Des inégalités persistantes, mais lentement en voie de résorption. Tel est le principal enseignement des données portant sur le nombre de chômeurs par conseiller, qui ont été publiées pour la deuxième fois de son histoire par Pôle emploi, lundi 28 juillet. Après plusieurs mois de refus, l'organisme avait été contraint par une décision de la commission d'accès aux documents administratifs, saisie par Le Monde, de rendre publics ces chiffres sensibles une première fois en septembre 2013.
Pôle emploi s'était alors engagé à actualiser ces chiffres tous les six mois et à lutter contre les disparités territoriales qu'ils avaient révélées.
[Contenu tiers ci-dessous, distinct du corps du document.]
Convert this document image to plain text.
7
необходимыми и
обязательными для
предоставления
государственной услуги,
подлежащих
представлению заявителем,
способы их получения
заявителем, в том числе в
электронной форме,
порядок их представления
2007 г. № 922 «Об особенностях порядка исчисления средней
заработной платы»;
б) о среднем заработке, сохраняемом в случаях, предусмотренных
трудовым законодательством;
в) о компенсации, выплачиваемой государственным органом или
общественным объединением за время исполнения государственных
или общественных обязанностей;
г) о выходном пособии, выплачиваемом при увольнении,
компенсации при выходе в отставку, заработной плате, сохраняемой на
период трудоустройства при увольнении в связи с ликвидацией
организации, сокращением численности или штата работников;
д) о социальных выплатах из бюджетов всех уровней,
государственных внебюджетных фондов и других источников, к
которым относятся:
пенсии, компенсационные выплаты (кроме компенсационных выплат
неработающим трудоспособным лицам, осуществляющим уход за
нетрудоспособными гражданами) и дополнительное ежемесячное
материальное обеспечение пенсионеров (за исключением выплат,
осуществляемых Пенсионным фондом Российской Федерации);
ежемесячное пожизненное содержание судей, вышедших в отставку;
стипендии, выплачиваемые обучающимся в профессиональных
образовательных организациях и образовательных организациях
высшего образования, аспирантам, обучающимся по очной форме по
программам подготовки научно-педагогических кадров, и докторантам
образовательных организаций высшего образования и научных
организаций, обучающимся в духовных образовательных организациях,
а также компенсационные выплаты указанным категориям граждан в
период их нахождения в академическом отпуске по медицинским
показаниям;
Il aura finalement fallu en attendre dix pour obtenir la nouvelle livraison. Datées du 1er juillet, ces données montrent que les écarts entre la charge de travail des agences restent importants. Alors que la moyenne du nombre de chômeurs suivis par conseiller est de 117,2 sur toute la France, l'écart va ainsi de 40 dans l'agence guadeloupéenne de Morne-à-l'Eau à 275 dans celle de Plateau Caillou, à La Réunion.LA RÉUNION LANTERNE ROUGE
La Guadeloupe et la Martinique, qui avaient été exclues de la première publication, ont été cette fois-ci intégrées. Les départements d'outre-mer apparaissent à cette aune très mal dotés. La Réunion fait ainsi figure de lanterne rouge, puisque les huit agences les plus chargées du pays (plus de 230 chômeurs par conseiller) sont toutes situées sur l'île.
Neuvième du classement, Vierzon (Cher) est la seule agence de métropole à figurer dans les quinze agences aux « portefeuilles » les plus lourds. En moyenne régionale, c'est le Nord - Pas-de-Calais, au taux de chômage record (12,8 %), qui compte les agences les plus chargées de métropole, avec en moyenne 133,6 chômeurs par conseiller, mais cela reste bien moins que la Guyane (180,8) ou La Réunion (207,6).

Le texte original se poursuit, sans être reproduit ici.